La RDC dispose d’importantes ressources naturelles, et sa population de 90 millions d’habitants ajoute à l’attrait de tout groupement régional, en particulier de l’EAC, qui est bien intégré économiquement. Un responsable d’un pays de l’EAC a fait remarquer qu’avec le port de Matadi en RDC, l’EAC a désormais une portée allant de l’océan Indien à l’Atlantique. Il est également prévu d’envoyer une nouvelle force militaire de la CAE dans l’est de la RDC.
Lors de la réunion semestrielle de Lusaka, le président de la Commission de l’UA, Moussa Faki Mahamat, a déclaré qu’il devrait y avoir une orientation claire concernant l’adhésion des CER afin de maximiser l’efficacité. D’autres ont déclaré que les adhésions multiples créaient le « chaos » et ne devraient pas être autorisées, étant donné les contraintes et le manque de cohésion qu’elles impliquent.
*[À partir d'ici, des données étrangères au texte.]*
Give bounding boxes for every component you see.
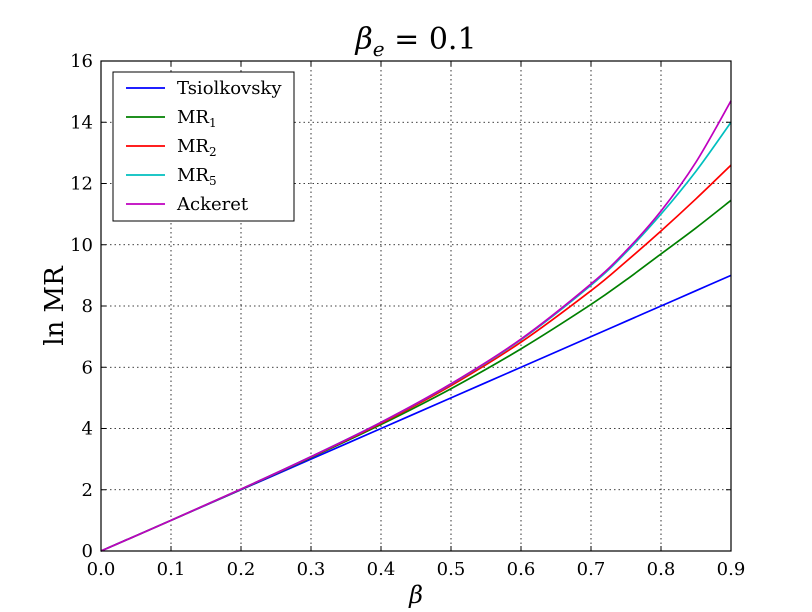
x-tick-label: 0.2	[227, 559, 256, 580]
legend-label: MR5	[177, 165, 217, 188]
x-tick-label: 0.6	[507, 559, 536, 580]
series-lines	[100, 100, 732, 552]
y-tick-label: 6	[82, 357, 93, 378]
x-tick-label: 0.5	[437, 559, 466, 580]
y-tick-label: 2	[82, 480, 93, 501]
y-tick-label: 8	[82, 296, 93, 317]
x-tick-label: 0.8	[647, 559, 676, 580]
legend-label-main: Ackeret	[176, 194, 249, 215]
series-line-mr2	[100, 164, 732, 552]
legend-label-subscript: 1	[209, 116, 217, 130]
legend-label: MR1	[177, 107, 217, 130]
legend-label: Ackeret	[176, 194, 249, 215]
x-tick-label: 0.9	[717, 559, 746, 580]
y-tick-label: 4	[82, 419, 93, 440]
chart-title-main: β	[354, 22, 372, 57]
y-axis-label: ln MR	[40, 265, 70, 346]
chart-title-rest: = 0.1	[385, 22, 477, 57]
legend-label-subscript: 2	[209, 145, 217, 159]
y-tick-label: 16	[70, 51, 93, 72]
x-tick-label: 0.7	[577, 559, 606, 580]
y-tick-label: 0	[82, 541, 93, 562]
x-axis-label: β	[408, 581, 423, 609]
legend-label: Tsiolkovsky	[177, 78, 282, 99]
axis-ticks: 0.0 0.1 0.2 0.3 0.4 0.5 0.6 0.7 0.8 0.90246810121…	[70, 51, 745, 580]
y-tick-label: 12	[70, 174, 93, 195]
x-tick-label: 0.4	[367, 559, 396, 580]
legend-label-main: MR	[177, 136, 209, 157]
chart-title-sub: e	[373, 37, 385, 61]
legend-label-main: MR	[177, 107, 209, 128]
legend-label-subscript: 5	[209, 174, 217, 188]
legend-label-main: Tsiolkovsky	[177, 78, 282, 99]
y-tick-label: 10	[70, 235, 93, 256]
x-tick-label: 0.3	[297, 559, 326, 580]
chart-title: βe = 0.1	[354, 22, 476, 61]
legend-label-main: MR	[177, 165, 209, 186]
y-tick-label: 14	[70, 112, 93, 133]
legend-label: MR2	[177, 136, 217, 159]
x-tick-label: 0.1	[157, 559, 186, 580]
x-tick-label: 0.0	[87, 559, 116, 580]
series-line-ackeret	[100, 100, 732, 552]
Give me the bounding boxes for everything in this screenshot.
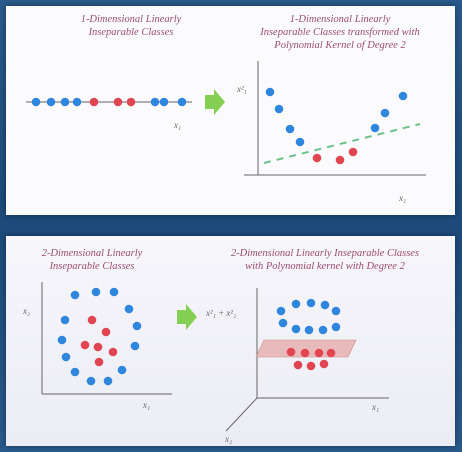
data-point-blue xyxy=(70,290,80,300)
data-point-blue xyxy=(295,137,305,147)
data-point-blue xyxy=(31,97,41,107)
data-point-red xyxy=(89,97,99,107)
data-point-blue xyxy=(380,108,390,118)
data-point-red xyxy=(335,155,345,165)
data-point-blue xyxy=(331,306,341,316)
data-point-red xyxy=(80,340,90,350)
top-right-title-line3: Polynomial Kernel of Degree 2 xyxy=(274,40,406,51)
data-point-blue xyxy=(398,91,408,101)
bottom-panel: 2-Dimensional Linearly Inseparable Class… xyxy=(6,236,455,446)
data-point-blue xyxy=(72,97,82,107)
top-right-x-label: x₁ xyxy=(398,193,406,203)
y-axis-3d xyxy=(225,397,258,432)
top-right-title: 1-Dimensional Linearly Inseparable Class… xyxy=(230,13,450,52)
data-point-blue xyxy=(60,315,70,325)
right-arrow-icon xyxy=(177,304,197,330)
top-left-title-line1: 1-Dimensional Linearly xyxy=(80,14,182,25)
z-axis-label: x²₁ + x²₂ xyxy=(205,308,236,318)
data-point-blue xyxy=(274,104,284,114)
bottom-right-title-line2: with Polynomial kernel with Degree 2 xyxy=(245,261,405,272)
data-point-blue xyxy=(132,321,142,331)
data-point-blue xyxy=(291,324,301,334)
data-point-red xyxy=(306,361,316,371)
data-point-blue xyxy=(331,322,341,332)
data-point-blue xyxy=(285,124,295,134)
data-point-blue xyxy=(103,376,113,386)
bottom-left-title-line2: Inseparable Classes xyxy=(49,261,135,272)
data-point-red xyxy=(293,360,303,370)
bottom-figure: x₂ x₁ x² xyxy=(22,282,389,444)
data-point-red xyxy=(93,342,103,352)
data-point-blue xyxy=(159,97,169,107)
data-point-blue xyxy=(150,97,160,107)
data-point-blue xyxy=(86,376,96,386)
data-point-red xyxy=(300,348,310,358)
data-point-red xyxy=(87,315,97,325)
top-panel: 1-Dimensional Linearly Inseparable Class… xyxy=(6,6,455,215)
data-point-red xyxy=(101,327,111,337)
data-point-blue xyxy=(61,352,71,362)
data-point-blue xyxy=(278,318,288,328)
data-point-blue xyxy=(318,325,328,335)
top-left-x-label: x₁ xyxy=(173,120,181,130)
data-point-red xyxy=(113,97,123,107)
top-right-y-label: x²₁ xyxy=(236,84,247,94)
data-point-blue xyxy=(109,287,119,297)
data-point-blue xyxy=(177,97,187,107)
bottom-right-title: 2-Dimensional Linearly Inseparable Class… xyxy=(199,247,451,273)
data-point-blue xyxy=(124,304,134,314)
bottom-left-title-line1: 2-Dimensional Linearly xyxy=(41,248,143,259)
top-right-title-line1: 1-Dimensional Linearly xyxy=(289,14,391,25)
top-figure: x₁ x²₁ x₁ xyxy=(26,61,426,203)
data-point-blue xyxy=(304,325,314,335)
right-arrow-icon xyxy=(205,89,225,115)
data-point-red xyxy=(126,97,136,107)
data-point-blue xyxy=(46,97,56,107)
data-point-blue xyxy=(117,365,127,375)
bottom-left-x-label: x₁ xyxy=(142,400,150,410)
data-point-blue xyxy=(291,299,301,309)
bottom-right-y-label: x₂ xyxy=(224,434,232,444)
data-point-blue xyxy=(370,123,380,133)
data-point-blue xyxy=(130,341,140,351)
data-point-blue xyxy=(60,97,70,107)
top-left-title: 1-Dimensional Linearly Inseparable Class… xyxy=(46,13,216,39)
bottom-right-title-line1: 2-Dimensional Linearly Inseparable Class… xyxy=(230,248,420,259)
top-right-title-line2: Inseparable Classes transformed with xyxy=(260,27,420,38)
data-point-blue xyxy=(265,87,275,97)
data-point-red xyxy=(348,147,358,157)
data-point-red xyxy=(94,357,104,367)
data-point-red xyxy=(319,359,329,369)
data-point-red xyxy=(314,348,324,358)
data-point-blue xyxy=(70,367,80,377)
separating-line xyxy=(263,123,421,164)
bottom-left-y-label: x₂ xyxy=(22,306,30,316)
bottom-right-x-label: x₁ xyxy=(371,402,379,412)
top-left-title-line2: Inseparable Classes xyxy=(88,27,174,38)
data-point-blue xyxy=(306,298,316,308)
data-point-blue xyxy=(91,287,101,297)
data-point-red xyxy=(312,153,322,163)
bottom-left-title: 2-Dimensional Linearly Inseparable Class… xyxy=(16,247,168,273)
data-point-blue xyxy=(57,335,67,345)
data-point-blue xyxy=(276,306,286,316)
data-point-red xyxy=(326,348,336,358)
data-point-red xyxy=(108,347,118,357)
data-point-blue xyxy=(320,300,330,310)
data-point-red xyxy=(286,347,296,357)
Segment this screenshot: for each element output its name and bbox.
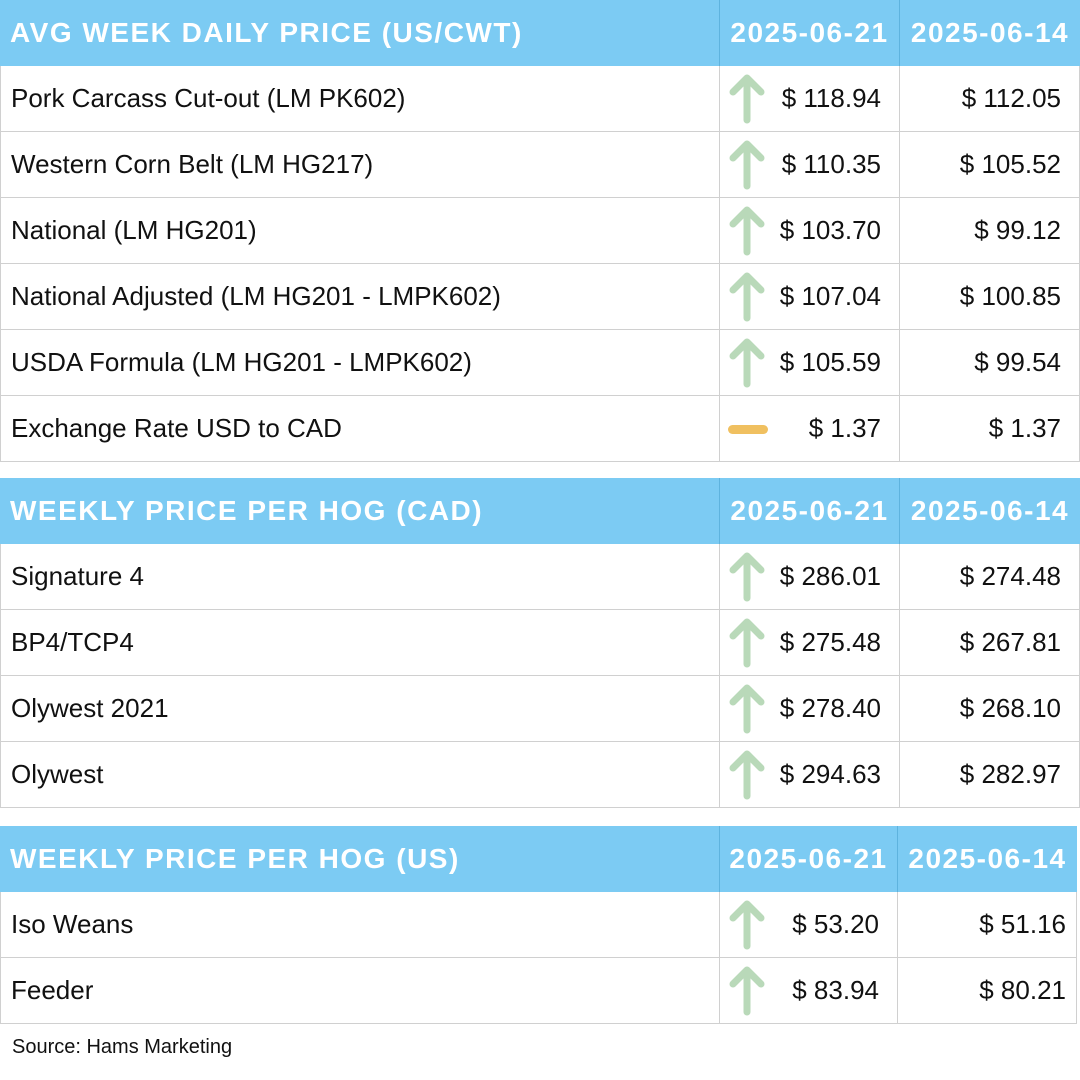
date-current-header: 2025-06-21: [720, 478, 900, 544]
current-price: $ 110.35: [781, 149, 881, 179]
previous-price: $ 99.12: [900, 198, 1080, 263]
row-label: National Adjusted (LM HG201 - LMPK602): [0, 264, 720, 329]
table-row: Pork Carcass Cut-out (LM PK602) $ 118.94…: [0, 66, 1080, 132]
date-current-header: 2025-06-21: [720, 0, 900, 66]
row-label: USDA Formula (LM HG201 - LMPK602): [0, 330, 720, 395]
avg-week-daily-price-table: AVG WEEK DAILY PRICE (US/CWT) 2025-06-21…: [0, 0, 1080, 462]
row-label: Olywest 2021: [0, 676, 720, 741]
row-label: National (LM HG201): [0, 198, 720, 263]
current-price-cell: $ 105.59: [720, 330, 900, 395]
current-price: $ 107.04: [779, 281, 881, 311]
source-note: Source: Hams Marketing: [12, 1036, 233, 1058]
current-price-cell: $ 107.04: [720, 264, 900, 329]
current-price-cell: $ 118.94: [720, 66, 900, 131]
up-arrow-icon: [729, 552, 765, 602]
row-label: Feeder: [0, 958, 720, 1023]
table-row: National (LM HG201) $ 103.70 $ 99.12: [0, 198, 1080, 264]
flat-dash-icon: [728, 425, 768, 434]
table-row: National Adjusted (LM HG201 - LMPK602) $…: [0, 264, 1080, 330]
previous-price: $ 99.54: [900, 330, 1080, 395]
up-arrow-icon: [729, 338, 765, 388]
table-header: WEEKLY PRICE PER HOG (CAD) 2025-06-21 20…: [0, 478, 1080, 544]
table-row: BP4/TCP4 $ 275.48 $ 267.81: [0, 610, 1080, 676]
row-label: Signature 4: [0, 544, 720, 609]
current-price: $ 286.01: [779, 561, 881, 591]
table-row: USDA Formula (LM HG201 - LMPK602) $ 105.…: [0, 330, 1080, 396]
date-previous-header: 2025-06-14: [908, 843, 1067, 874]
previous-price: $ 268.10: [900, 676, 1080, 741]
current-price-cell: $ 286.01: [720, 544, 900, 609]
date-previous-header: 2025-06-14: [910, 495, 1070, 526]
weekly-price-per-hog-cad-table: WEEKLY PRICE PER HOG (CAD) 2025-06-21 20…: [0, 478, 1080, 808]
current-price: $ 103.70: [779, 215, 881, 245]
previous-price: $ 51.16: [898, 892, 1077, 957]
current-price-cell: $ 294.63: [720, 742, 900, 807]
table-row: Olywest $ 294.63 $ 282.97: [0, 742, 1080, 808]
up-arrow-icon: [729, 140, 765, 190]
table-title: WEEKLY PRICE PER HOG (US): [0, 826, 720, 892]
current-price: $ 105.59: [779, 347, 881, 377]
current-price: $ 53.20: [792, 909, 879, 939]
date-current-header: 2025-06-21: [720, 826, 898, 892]
current-price: $ 118.94: [781, 83, 881, 113]
up-arrow-icon: [729, 618, 765, 668]
current-price: $ 278.40: [779, 693, 881, 723]
current-price-cell: $ 53.20: [720, 892, 898, 957]
table-row: Iso Weans $ 53.20 $ 51.16: [0, 892, 1077, 958]
up-arrow-icon: [729, 900, 765, 950]
current-price-cell: $ 278.40: [720, 676, 900, 741]
previous-price: $ 80.21: [898, 958, 1077, 1023]
previous-price: $ 274.48: [900, 544, 1080, 609]
weekly-price-per-hog-us-table: WEEKLY PRICE PER HOG (US) 2025-06-21 202…: [0, 826, 1077, 1024]
up-arrow-icon: [729, 272, 765, 322]
previous-price: $ 100.85: [900, 264, 1080, 329]
up-arrow-icon: [729, 74, 765, 124]
up-arrow-icon: [729, 206, 765, 256]
date-previous-header: 2025-06-14: [910, 17, 1070, 48]
table-title: WEEKLY PRICE PER HOG (CAD): [0, 478, 720, 544]
current-price: $ 1.37: [808, 413, 881, 443]
current-price: $ 294.63: [779, 759, 881, 789]
row-label: BP4/TCP4: [0, 610, 720, 675]
current-price-cell: $ 103.70: [720, 198, 900, 263]
up-arrow-icon: [729, 684, 765, 734]
table-row: Exchange Rate USD to CAD $ 1.37 $ 1.37: [0, 396, 1080, 462]
table-header: AVG WEEK DAILY PRICE (US/CWT) 2025-06-21…: [0, 0, 1080, 66]
up-arrow-icon: [729, 966, 765, 1016]
previous-price: $ 267.81: [900, 610, 1080, 675]
table-row: Olywest 2021 $ 278.40 $ 268.10: [0, 676, 1080, 742]
previous-price: $ 112.05: [900, 66, 1080, 131]
current-price-cell: $ 110.35: [720, 132, 900, 197]
current-price-cell: $ 83.94: [720, 958, 898, 1023]
row-label: Exchange Rate USD to CAD: [0, 396, 720, 461]
table-row: Western Corn Belt (LM HG217) $ 110.35 $ …: [0, 132, 1080, 198]
table-row: Signature 4 $ 286.01 $ 274.48: [0, 544, 1080, 610]
current-price-cell: $ 1.37: [720, 396, 900, 461]
current-price-cell: $ 275.48: [720, 610, 900, 675]
row-label: Western Corn Belt (LM HG217): [0, 132, 720, 197]
row-label: Iso Weans: [0, 892, 720, 957]
up-arrow-icon: [729, 750, 765, 800]
table-title: AVG WEEK DAILY PRICE (US/CWT): [0, 0, 720, 66]
previous-price: $ 1.37: [900, 396, 1080, 461]
previous-price: $ 282.97: [900, 742, 1080, 807]
current-price: $ 83.94: [792, 975, 879, 1005]
row-label: Pork Carcass Cut-out (LM PK602): [0, 66, 720, 131]
current-price: $ 275.48: [779, 627, 881, 657]
row-label: Olywest: [0, 742, 720, 807]
table-header: WEEKLY PRICE PER HOG (US) 2025-06-21 202…: [0, 826, 1077, 892]
previous-price: $ 105.52: [900, 132, 1080, 197]
table-row: Feeder $ 83.94 $ 80.21: [0, 958, 1077, 1024]
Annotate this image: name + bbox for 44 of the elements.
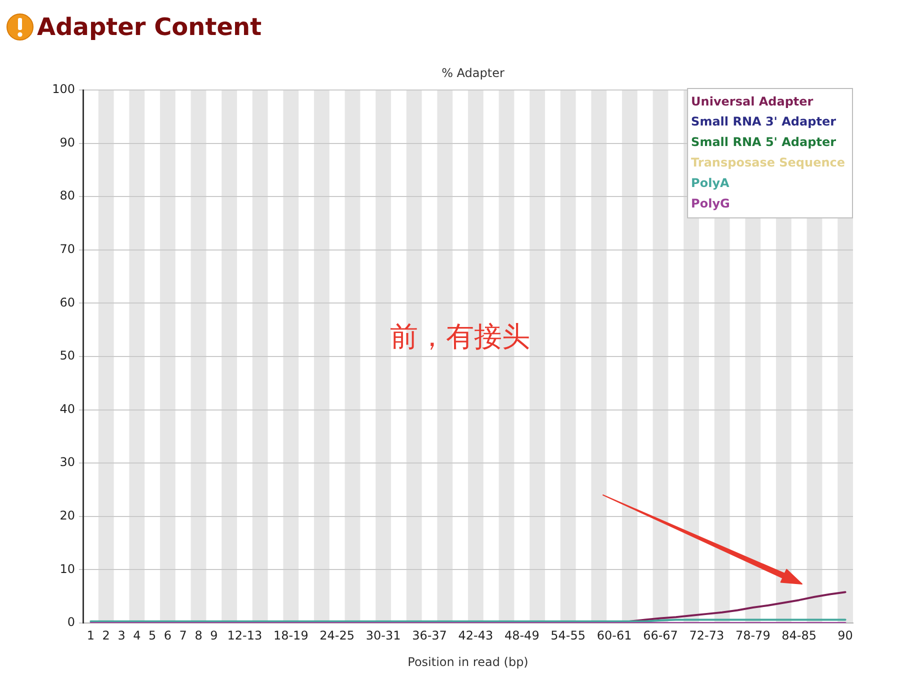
text: Universal Adapter xyxy=(691,94,814,108)
x-tick-label: 8 xyxy=(194,628,202,642)
x-tick-label: 6 xyxy=(164,628,172,642)
x-tick-label: 7 xyxy=(179,628,187,642)
y-tick-label: 60 xyxy=(60,295,75,310)
chart-subtitle: % Adapter xyxy=(440,66,506,80)
x-tick-label: 36-37 xyxy=(412,628,447,642)
y-tick-label: 50 xyxy=(60,348,75,363)
annotation: 前，有接头 xyxy=(390,320,530,354)
x-tick-label: 60-61 xyxy=(596,628,632,642)
legend-label: Small RNA 5' Adapter xyxy=(691,135,836,150)
legend-label: Small RNA 3' Adapter xyxy=(691,114,836,129)
x-tick-label: 84-85 xyxy=(782,628,817,642)
x-tick-label: 90 xyxy=(838,628,853,642)
x-tick-label: 9 xyxy=(210,628,218,642)
y-tick-label: 90 xyxy=(60,135,75,150)
y-tick-label: 70 xyxy=(60,242,75,256)
text: PolyG xyxy=(691,196,730,210)
x-tick-label: 1 xyxy=(86,628,95,642)
x-tick-label: 66-67 xyxy=(643,628,678,642)
x-tick-label: 30-31 xyxy=(366,628,401,642)
chart-title: Adapter Content xyxy=(37,13,262,41)
y-tick-label: 40 xyxy=(60,402,75,416)
x-tick-label: 12-13 xyxy=(227,628,262,642)
x-tick-label: 3 xyxy=(118,628,126,642)
x-tick-label: 18-19 xyxy=(273,628,308,642)
x-tick-label: 5 xyxy=(148,628,156,642)
legend-label: Transposase Sequence xyxy=(691,156,846,170)
x-tick-label: 48-49 xyxy=(504,628,540,642)
x-tick-label: 54-55 xyxy=(550,628,586,642)
y-tick-label: 0 xyxy=(67,615,75,630)
x-axis-title: Position in read (bp) xyxy=(408,654,528,669)
x-tick-label: 24-25 xyxy=(320,628,355,642)
y-tick-label: 100 xyxy=(52,82,75,96)
text: PolyA xyxy=(691,176,730,190)
x-tick-label: 42-43 xyxy=(458,628,494,642)
y-tick-label: 30 xyxy=(60,455,75,470)
y-tick-label: 10 xyxy=(60,562,75,576)
x-tick-label: 72-73 xyxy=(689,628,724,642)
y-tick-label: 80 xyxy=(60,188,75,203)
x-tick-label: 4 xyxy=(133,628,141,642)
x-tick-label: 2 xyxy=(102,628,110,642)
x-tick-label: 78-79 xyxy=(735,628,770,642)
y-tick-label: 20 xyxy=(60,508,75,523)
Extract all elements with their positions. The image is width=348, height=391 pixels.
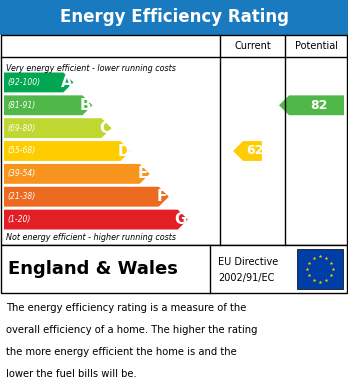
Polygon shape <box>4 210 188 230</box>
Polygon shape <box>4 164 150 184</box>
Text: Energy Efficiency Rating: Energy Efficiency Rating <box>60 9 288 27</box>
Polygon shape <box>279 95 344 115</box>
Polygon shape <box>4 118 111 138</box>
Text: E: E <box>137 166 148 181</box>
Text: C: C <box>99 121 110 136</box>
Bar <box>297 249 343 289</box>
Text: (81-91): (81-91) <box>7 101 35 110</box>
Text: A: A <box>61 75 72 90</box>
Polygon shape <box>4 95 93 115</box>
Text: (69-80): (69-80) <box>7 124 35 133</box>
Bar <box>1 245 347 293</box>
Text: overall efficiency of a home. The higher the rating: overall efficiency of a home. The higher… <box>6 325 258 335</box>
Text: (92-100): (92-100) <box>7 78 40 87</box>
Text: The energy efficiency rating is a measure of the: The energy efficiency rating is a measur… <box>6 303 246 313</box>
Text: (1-20): (1-20) <box>7 215 30 224</box>
Polygon shape <box>4 187 169 206</box>
Polygon shape <box>233 141 262 161</box>
Text: 82: 82 <box>310 99 327 112</box>
Text: D: D <box>117 143 130 158</box>
Text: EU Directive: EU Directive <box>218 257 278 267</box>
Text: (39-54): (39-54) <box>7 169 35 178</box>
Text: B: B <box>80 98 91 113</box>
Text: England & Wales: England & Wales <box>8 260 178 278</box>
Bar <box>1 35 347 245</box>
Text: Not energy efficient - higher running costs: Not energy efficient - higher running co… <box>6 233 176 242</box>
Text: Current: Current <box>234 41 271 51</box>
Text: (55-68): (55-68) <box>7 147 35 156</box>
Text: the more energy efficient the home is and the: the more energy efficient the home is an… <box>6 347 237 357</box>
Text: Potential: Potential <box>295 41 338 51</box>
Text: (21-38): (21-38) <box>7 192 35 201</box>
Bar <box>0 0 348 35</box>
Text: G: G <box>175 212 187 227</box>
Polygon shape <box>4 141 130 161</box>
Polygon shape <box>4 72 73 92</box>
Text: Very energy efficient - lower running costs: Very energy efficient - lower running co… <box>6 65 176 74</box>
Text: F: F <box>157 189 167 204</box>
Text: lower the fuel bills will be.: lower the fuel bills will be. <box>6 369 137 378</box>
Text: 2002/91/EC: 2002/91/EC <box>218 273 274 283</box>
Text: 62: 62 <box>246 145 263 158</box>
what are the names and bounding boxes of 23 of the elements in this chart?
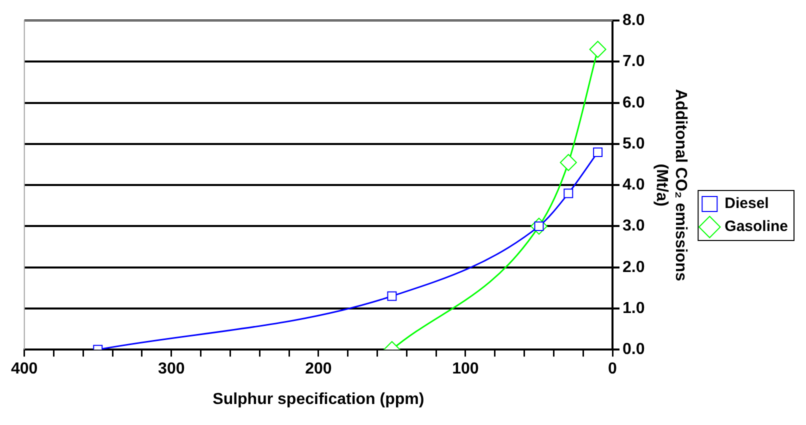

Les délégués se sont accordés sur les avantages de la coopération interrégionale, comme l’accord de libre-échange du Marché commun de l’Afrique orientale et australe, de la CAE et de la SADC. Cet exemple réussi de coopération économique compte désormais 27 États membres. Mais il n’est pas encore entré en vigueur. Parallèlement, la zone de libre-échange continentale africaine progresse rapidement. En juillet, 43 États l’avaient ratifiée, tandis que 54 sur 55 l’avaient signée (l’Érythrée ne l’a pas fait).
Au-delà de l’intérêt évident de faciliter le commerce intra-africain, les blocs régionaux créent une cohérence politique et des valeurs communes. Ils sont appelés à réagir aux coups d’État, aux changements anticonstitutionnels de gouvernement et aux menaces pour la sécurité telles que l’extrémisme violent. La CEDEAO a assez bien réussi à adopter une position unie contre les coups d’État militaires. Mais les tentatives d’application des décisions contre les candidatures des dirigeants à un troisième mandat ont échoué à plusieurs reprises en raison de divergences de vues politiques.
La SADC a toujours des liens politiques forts parmi ses anciens mouvements de libération qui conservent le pouvoir dans plusieurs États membres. Cependant, en tant qu’organisme régional, elle n’a pas réussi à mettre en œuvre la libre circulation des personnes. La force et la viabilité de ces blocs dépendent également de la capacité de leurs organisations et de l’adhésion des citoyens.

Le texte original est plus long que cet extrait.